Meantime, the Hyundai has thrown down the performance gauntlet as it launches the i30 N to slam into some stiff competition, the Volkswagen GTI, and the Ford Focus ST. Its first model will feature front-wheel-drive. Later versions may offer all-wheel-drive, says Autocar. The AWD version will be direct competition for the Golf R and Ford Focus RS.
Albert Biermann, head of the Hyundai N division, told an interviewer that he was intrigued by the torque-vectoring rear axle of the AWD Focus RS. “We have been looking at this already,” he said. “I would not exclude for the future that we would do it, but it depends on how we grow.”

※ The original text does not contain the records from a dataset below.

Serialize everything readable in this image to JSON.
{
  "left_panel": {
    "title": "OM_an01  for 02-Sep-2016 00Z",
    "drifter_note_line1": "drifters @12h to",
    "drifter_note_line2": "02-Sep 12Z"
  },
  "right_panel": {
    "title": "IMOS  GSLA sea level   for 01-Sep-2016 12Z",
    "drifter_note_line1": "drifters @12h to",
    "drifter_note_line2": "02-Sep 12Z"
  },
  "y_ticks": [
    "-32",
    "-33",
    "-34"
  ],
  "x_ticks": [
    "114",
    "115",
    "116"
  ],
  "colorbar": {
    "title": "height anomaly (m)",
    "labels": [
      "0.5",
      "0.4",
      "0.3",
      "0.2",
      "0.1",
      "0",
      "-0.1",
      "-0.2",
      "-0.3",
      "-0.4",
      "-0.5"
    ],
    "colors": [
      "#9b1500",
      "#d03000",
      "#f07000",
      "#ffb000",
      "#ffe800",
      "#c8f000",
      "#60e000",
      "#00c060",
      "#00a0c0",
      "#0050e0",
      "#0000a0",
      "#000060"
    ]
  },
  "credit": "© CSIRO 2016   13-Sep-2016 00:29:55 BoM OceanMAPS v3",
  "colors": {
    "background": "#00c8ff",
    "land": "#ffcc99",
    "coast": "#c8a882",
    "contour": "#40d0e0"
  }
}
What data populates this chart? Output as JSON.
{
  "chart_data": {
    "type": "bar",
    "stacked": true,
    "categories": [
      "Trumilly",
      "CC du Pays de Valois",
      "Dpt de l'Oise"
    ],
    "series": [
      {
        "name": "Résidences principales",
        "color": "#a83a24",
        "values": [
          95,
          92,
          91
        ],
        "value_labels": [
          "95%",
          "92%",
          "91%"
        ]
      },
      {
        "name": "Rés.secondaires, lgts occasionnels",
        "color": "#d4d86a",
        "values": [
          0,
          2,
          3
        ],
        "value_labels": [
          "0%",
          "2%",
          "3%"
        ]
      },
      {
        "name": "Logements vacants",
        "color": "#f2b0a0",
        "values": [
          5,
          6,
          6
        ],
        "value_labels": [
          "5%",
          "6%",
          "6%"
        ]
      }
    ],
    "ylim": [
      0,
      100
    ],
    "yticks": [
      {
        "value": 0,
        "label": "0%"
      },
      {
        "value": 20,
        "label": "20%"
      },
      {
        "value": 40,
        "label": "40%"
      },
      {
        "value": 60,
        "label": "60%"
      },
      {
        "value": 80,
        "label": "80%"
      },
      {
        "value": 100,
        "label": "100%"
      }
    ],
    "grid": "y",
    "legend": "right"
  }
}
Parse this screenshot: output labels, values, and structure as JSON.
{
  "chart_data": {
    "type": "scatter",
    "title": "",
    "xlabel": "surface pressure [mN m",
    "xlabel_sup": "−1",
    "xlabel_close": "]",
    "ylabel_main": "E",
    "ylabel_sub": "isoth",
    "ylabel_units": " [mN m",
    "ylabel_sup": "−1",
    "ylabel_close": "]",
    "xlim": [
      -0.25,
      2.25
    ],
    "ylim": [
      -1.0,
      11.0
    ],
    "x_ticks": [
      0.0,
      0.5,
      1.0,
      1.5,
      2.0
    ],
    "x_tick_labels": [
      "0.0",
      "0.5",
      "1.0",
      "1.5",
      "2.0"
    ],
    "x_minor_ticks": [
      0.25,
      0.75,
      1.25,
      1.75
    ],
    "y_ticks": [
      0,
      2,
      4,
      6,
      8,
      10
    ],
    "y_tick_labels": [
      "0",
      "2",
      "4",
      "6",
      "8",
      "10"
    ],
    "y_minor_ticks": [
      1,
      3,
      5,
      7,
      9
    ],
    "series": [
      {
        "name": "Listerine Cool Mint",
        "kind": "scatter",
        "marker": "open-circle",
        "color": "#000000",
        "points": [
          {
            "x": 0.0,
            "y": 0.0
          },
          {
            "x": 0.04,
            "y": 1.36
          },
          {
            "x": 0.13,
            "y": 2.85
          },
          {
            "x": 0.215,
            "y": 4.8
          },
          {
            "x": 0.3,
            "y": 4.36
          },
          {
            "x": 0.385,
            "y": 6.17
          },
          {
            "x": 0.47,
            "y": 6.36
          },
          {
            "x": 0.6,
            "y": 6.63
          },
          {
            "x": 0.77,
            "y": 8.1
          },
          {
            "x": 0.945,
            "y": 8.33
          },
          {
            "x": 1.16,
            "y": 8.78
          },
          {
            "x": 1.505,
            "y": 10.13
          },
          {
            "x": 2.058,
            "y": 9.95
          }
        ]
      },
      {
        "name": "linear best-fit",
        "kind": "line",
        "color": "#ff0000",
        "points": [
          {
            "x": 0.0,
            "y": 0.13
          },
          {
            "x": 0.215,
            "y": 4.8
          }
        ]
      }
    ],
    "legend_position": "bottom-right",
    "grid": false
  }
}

Biermann indicated in the Autocar interview, relayed by motortrend.com, that the automaker plans staggered introductions. It makes the most sense. “If we came up with a performance car on the highest level, it might be too fast for our customers and our dealerships. But I can see for the future that we will make a really high-performance car in the C-segment.”
Staggered Introductions Possible
The introduction strategy will let consumers become familiar and comfortable with the first N division product, the i30 N. Consumers will find a 2.0-liter, I-4, designed specifically to rock high-performance under the hood of the front-drive model. “For the base model, there is no all-wheel-drive plan[ned]. The i30 will not come with it,” the N division chief said. “But you know Hyundai: if we think something is right for our customers then we do it. We could create something at a very high-performance level, but first we need to test the waters and grow some fan base. Then we can reach higher and higher; it’s just a matter of performance level. If it goes up a lot, then obviously you need to have all-wheel-drive.”
For the moment, though, Hyundai customers will have to content themselves the front-drive version of the i30 N. The automaker is holding down the horsepower of the new four-cylinder powerplant. Early versions of the performance machine will crank out 255 horsepower. However, the engine development team built a block that can handle much more. For instance, if Hyundai takes the path Biermann wants and develops a Ford Focus RS-fighter, the new four can handle the stresses of 345 horsepower and 350 pounds-feet of torque. Indeed, the engine is now being wrung out at endurance races.
Whether the higher-performance version of the i30 N comes about depends on a number of factors, however, customer demand will be the chief factor that tips the scales. Launch of the i30 N is anticipated in 2017. If a hotter version is planned, its launch will be further out.